Having the right protective case is critical, but cases can only protect when they stay on. That is why InfoCase’s New Product, the PermaLock™ XP, locks directly onto the device and prevents removal except by a Technology Professional with a specific tool. As our newest Rugged Case, this product offers schools even more advanced protection — with a screw that keeps the case firmly attached to the device, the PermaLock™ XP brings an end to lost cases.

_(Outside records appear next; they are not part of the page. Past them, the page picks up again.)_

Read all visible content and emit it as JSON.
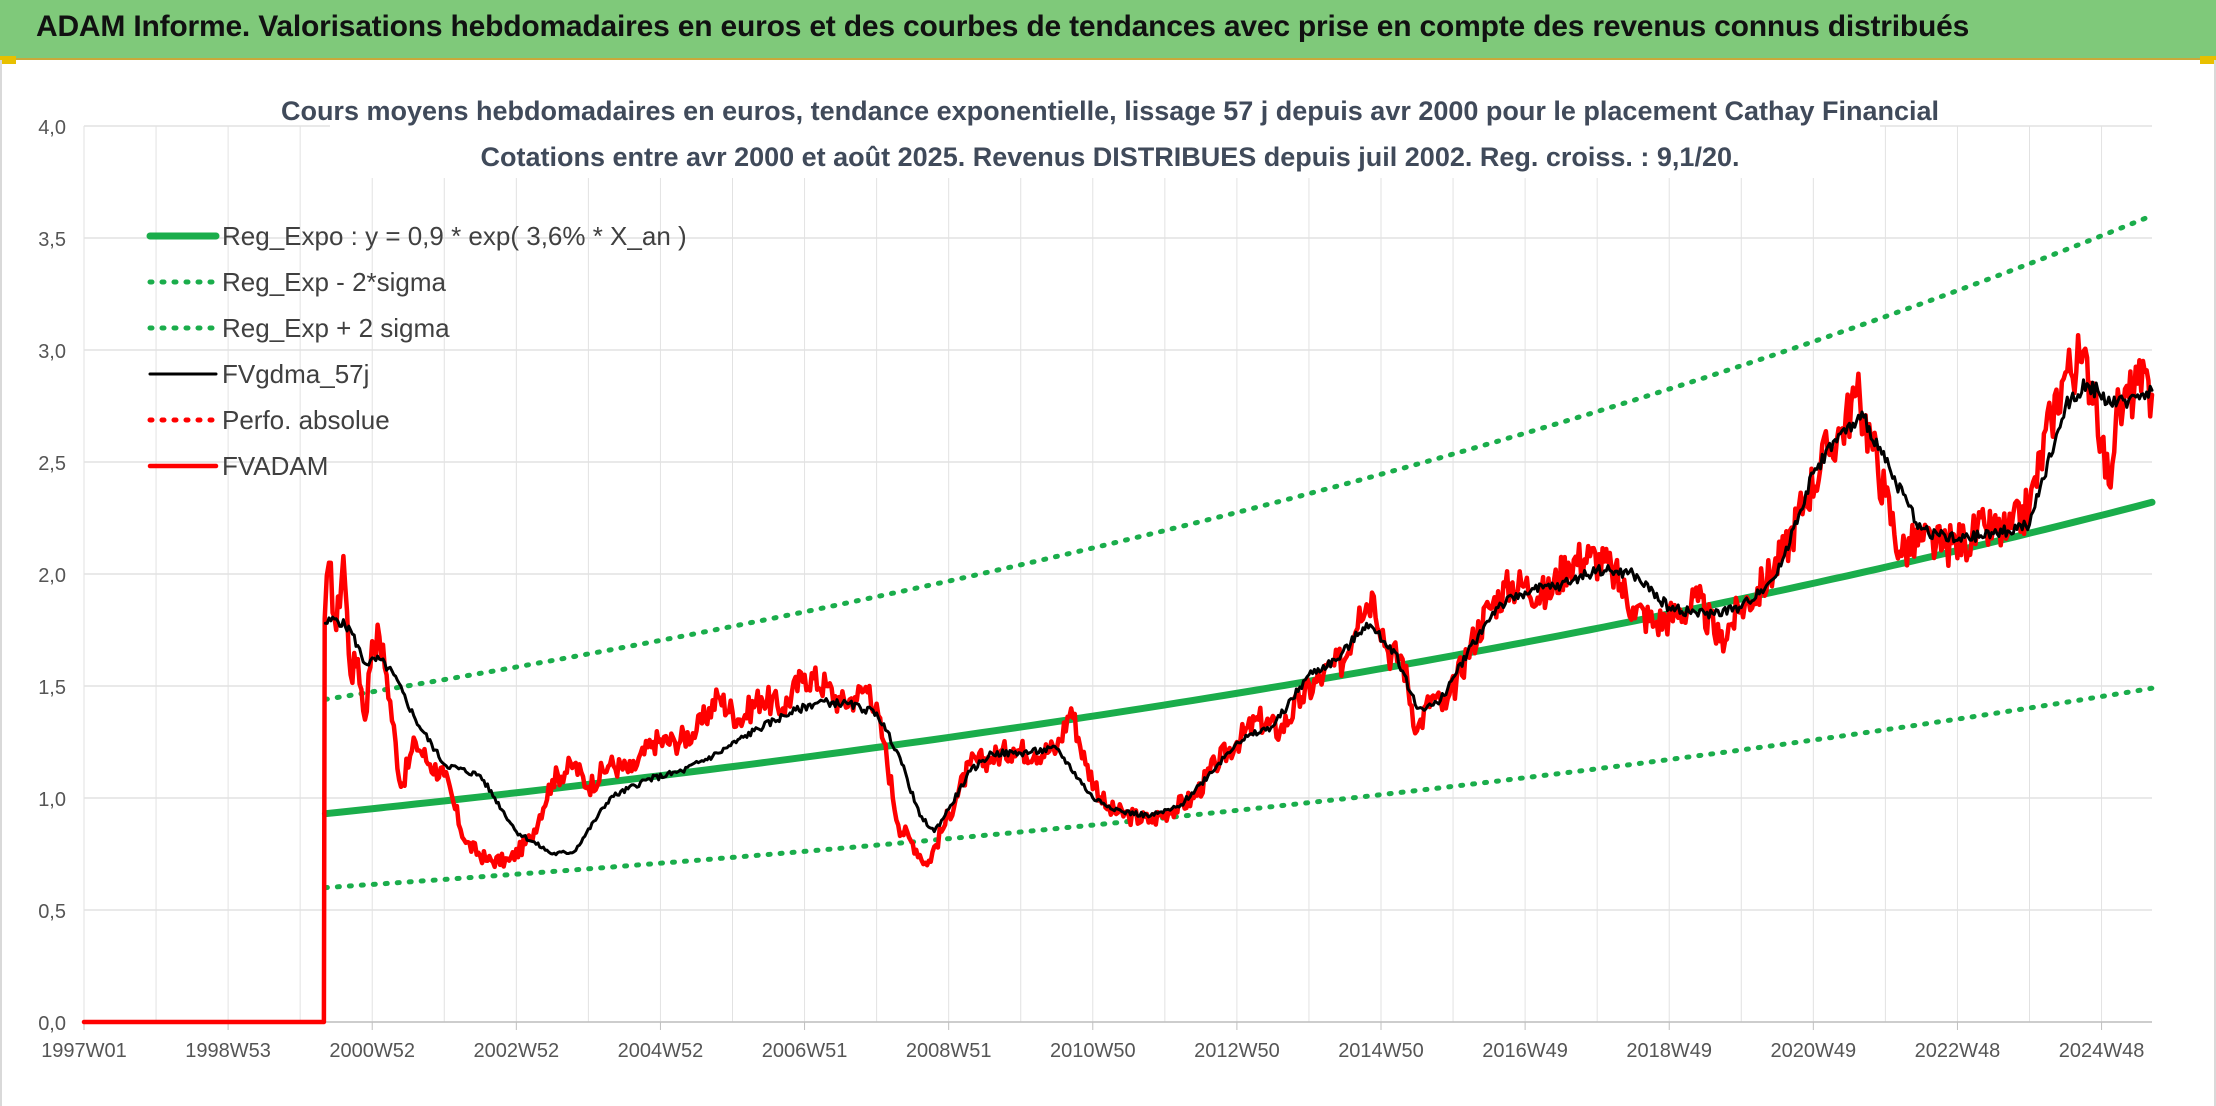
{
  "banner": {
    "title": "ADAM Informe. Valorisations hebdomadaires en euros et des courbes de tendances avec prise en compte des revenus connus distribués"
  },
  "colors": {
    "banner_bg": "#7fc97a",
    "trend": "#1aad4b",
    "price": "#ff0000",
    "smoothed": "#000000",
    "grid": "#dcdcdc"
  },
  "chart_data": {
    "type": "line",
    "title": "Cours moyens hebdomadaires en euros, tendance exponentielle, lissage 57 j depuis avr 2000 pour le placement Cathay Financial",
    "subtitle": "Cotations entre avr 2000 et août 2025. Revenus DISTRIBUES depuis juil 2002. Reg. croiss. : 9,1/20.",
    "xlabel": "",
    "ylabel": "",
    "x_range": [
      1997.0,
      2025.7
    ],
    "ylim": [
      0,
      4
    ],
    "yticks": [
      "0,0",
      "0,5",
      "1,0",
      "1,5",
      "2,0",
      "2,5",
      "3,0",
      "3,5",
      "4,0"
    ],
    "xticks": [
      {
        "x": 1997.0,
        "label": "1997W01"
      },
      {
        "x": 1999.0,
        "label": "1998W53"
      },
      {
        "x": 2001.0,
        "label": "2000W52"
      },
      {
        "x": 2003.0,
        "label": "2002W52"
      },
      {
        "x": 2005.0,
        "label": "2004W52"
      },
      {
        "x": 2007.0,
        "label": "2006W51"
      },
      {
        "x": 2009.0,
        "label": "2008W51"
      },
      {
        "x": 2011.0,
        "label": "2010W50"
      },
      {
        "x": 2013.0,
        "label": "2012W50"
      },
      {
        "x": 2015.0,
        "label": "2014W50"
      },
      {
        "x": 2017.0,
        "label": "2016W49"
      },
      {
        "x": 2019.0,
        "label": "2018W49"
      },
      {
        "x": 2021.0,
        "label": "2020W49"
      },
      {
        "x": 2023.0,
        "label": "2022W48"
      },
      {
        "x": 2025.0,
        "label": "2024W48"
      }
    ],
    "grid": true,
    "legend_position": "top-left",
    "series": [
      {
        "name": "Reg_Expo : y = 0,9 * exp( 3,6% *  X_an )",
        "style": "solid-thick",
        "color": "#1aad4b",
        "x": [
          2000.35,
          2005,
          2010,
          2015,
          2020,
          2025.7
        ],
        "y": [
          0.93,
          1.1,
          1.31,
          1.57,
          1.9,
          2.32
        ]
      },
      {
        "name": "Reg_Exp - 2*sigma",
        "style": "dotted",
        "color": "#1aad4b",
        "x": [
          2000.35,
          2005,
          2010,
          2015,
          2020,
          2025.7
        ],
        "y": [
          0.6,
          0.71,
          0.84,
          1.0,
          1.21,
          1.49
        ]
      },
      {
        "name": "Reg_Exp + 2 sigma",
        "style": "dotted",
        "color": "#1aad4b",
        "x": [
          2000.35,
          2005,
          2010,
          2015,
          2020,
          2025.7
        ],
        "y": [
          1.44,
          1.71,
          2.05,
          2.47,
          2.98,
          3.6
        ]
      },
      {
        "name": "FVgdma_57j",
        "style": "solid-thin",
        "color": "#000000",
        "x": [
          2000.35,
          2000.5,
          2000.7,
          2000.9,
          2001.1,
          2001.3,
          2001.6,
          2002.0,
          2002.5,
          2003.0,
          2003.5,
          2003.8,
          2004.3,
          2004.8,
          2005.3,
          2005.8,
          2006.3,
          2006.8,
          2007.2,
          2007.6,
          2008.0,
          2008.3,
          2008.6,
          2008.8,
          2009.0,
          2009.3,
          2009.6,
          2010.0,
          2010.5,
          2011.0,
          2011.4,
          2011.8,
          2012.2,
          2012.6,
          2013.0,
          2013.5,
          2014.0,
          2014.4,
          2014.8,
          2015.2,
          2015.5,
          2015.8,
          2016.2,
          2016.6,
          2017.0,
          2017.5,
          2018.0,
          2018.5,
          2019.0,
          2019.5,
          2020.0,
          2020.5,
          2021.0,
          2021.3,
          2021.7,
          2022.0,
          2022.5,
          2023.0,
          2023.5,
          2024.0,
          2024.5,
          2024.8,
          2025.2,
          2025.5,
          2025.7
        ],
        "y": [
          1.78,
          1.8,
          1.75,
          1.6,
          1.62,
          1.55,
          1.35,
          1.15,
          1.1,
          0.85,
          0.75,
          0.76,
          1.0,
          1.08,
          1.12,
          1.2,
          1.3,
          1.38,
          1.43,
          1.42,
          1.38,
          1.2,
          0.92,
          0.85,
          0.95,
          1.12,
          1.2,
          1.2,
          1.22,
          1.0,
          0.94,
          0.92,
          0.96,
          1.1,
          1.25,
          1.32,
          1.55,
          1.62,
          1.78,
          1.65,
          1.4,
          1.42,
          1.65,
          1.85,
          1.92,
          1.95,
          2.02,
          2.0,
          1.85,
          1.82,
          1.85,
          2.0,
          2.45,
          2.6,
          2.7,
          2.5,
          2.2,
          2.15,
          2.18,
          2.22,
          2.75,
          2.85,
          2.75,
          2.8,
          2.82
        ]
      },
      {
        "name": "Perfo. absolue",
        "style": "dotted",
        "color": "#ff0000",
        "x": [],
        "y": []
      },
      {
        "name": "FVADAM",
        "style": "solid-thick",
        "color": "#ff0000",
        "x": [
          1997.0,
          2000.33,
          2000.34,
          2000.4,
          2000.5,
          2000.6,
          2000.7,
          2000.8,
          2000.9,
          2001.0,
          2001.1,
          2001.2,
          2001.4,
          2001.6,
          2001.8,
          2002.0,
          2002.3,
          2002.6,
          2002.9,
          2003.2,
          2003.5,
          2003.8,
          2004.0,
          2004.3,
          2004.6,
          2004.9,
          2005.2,
          2005.5,
          2005.8,
          2006.1,
          2006.4,
          2006.7,
          2007.0,
          2007.3,
          2007.5,
          2007.7,
          2007.9,
          2008.1,
          2008.3,
          2008.5,
          2008.7,
          2008.9,
          2009.1,
          2009.3,
          2009.6,
          2009.9,
          2010.2,
          2010.5,
          2010.7,
          2010.9,
          2011.2,
          2011.5,
          2011.8,
          2012.1,
          2012.4,
          2012.7,
          2013.0,
          2013.3,
          2013.6,
          2013.9,
          2014.2,
          2014.5,
          2014.7,
          2014.9,
          2015.1,
          2015.3,
          2015.5,
          2015.7,
          2015.9,
          2016.2,
          2016.5,
          2016.8,
          2017.0,
          2017.3,
          2017.6,
          2017.9,
          2018.2,
          2018.5,
          2018.8,
          2019.1,
          2019.4,
          2019.7,
          2020.0,
          2020.3,
          2020.6,
          2020.9,
          2021.2,
          2021.4,
          2021.6,
          2021.8,
          2022.0,
          2022.2,
          2022.5,
          2022.8,
          2023.1,
          2023.4,
          2023.7,
          2024.0,
          2024.3,
          2024.5,
          2024.7,
          2024.9,
          2025.0,
          2025.1,
          2025.2,
          2025.3,
          2025.5,
          2025.7
        ],
        "y": [
          0.0,
          0.0,
          1.8,
          2.05,
          1.75,
          2.08,
          1.55,
          1.62,
          1.35,
          1.7,
          1.72,
          1.55,
          1.05,
          1.25,
          1.15,
          1.1,
          0.8,
          0.72,
          0.72,
          0.82,
          1.08,
          1.15,
          1.05,
          1.15,
          1.12,
          1.25,
          1.25,
          1.3,
          1.45,
          1.35,
          1.45,
          1.4,
          1.55,
          1.5,
          1.42,
          1.45,
          1.5,
          1.25,
          0.88,
          0.8,
          0.7,
          0.85,
          1.0,
          1.15,
          1.18,
          1.22,
          1.2,
          1.22,
          1.4,
          1.15,
          0.95,
          0.92,
          0.9,
          0.95,
          1.0,
          1.15,
          1.25,
          1.35,
          1.3,
          1.45,
          1.55,
          1.62,
          1.85,
          1.9,
          1.65,
          1.62,
          1.3,
          1.45,
          1.4,
          1.65,
          1.85,
          1.95,
          1.95,
          1.9,
          2.05,
          2.08,
          2.02,
          1.85,
          1.78,
          1.82,
          1.88,
          1.7,
          1.85,
          1.95,
          2.1,
          2.35,
          2.55,
          2.65,
          2.8,
          2.6,
          2.35,
          2.1,
          2.15,
          2.12,
          2.15,
          2.2,
          2.18,
          2.3,
          2.7,
          2.9,
          2.95,
          2.85,
          2.6,
          2.4,
          2.7,
          2.75,
          2.85,
          2.8
        ]
      }
    ]
  }
}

For repairs that do occur, InfoCase has InfoCare360 for efficient asset tracking that helps with device management and reduces time spent by technology professionals on management — freeing them up for other more strategic initiatives.
InfoCare360 offers:
- Rugged Case Protection
- Device Asset Management
- Device Repair
- Safe and Secure Device End of Life Retirement
When Districts buy the PermaLock™ XP Case, InfoCare360 guarantees a Buy Back on your devices. That is predictability and a higher ROI rolled into one program. Measure the impact of InfoCase on your ROI with our ROI Calculator.
EdTech Leaders Must Think Like CFOs in 2026
The Device Refresh Cliff is here and traditional ROI is no longer enough — every budget dollar spent must be justified. Technology Leaders will want to measure Return on Instruction to calculate both hard costs and opportunity costs. Understanding the impact of classroom disruptions is key to gaining a clearer picture of total investment and will help leaders leverage predictability to lower costs and increase efficiency.
Technology leaders will want to be prepared for the future of education. Countering contemporary problems and restrictions in K-12 is the most important part of thinking like a CFO in 2026 — the key is understanding the importance of both Return on Investment AND Return on Instruction.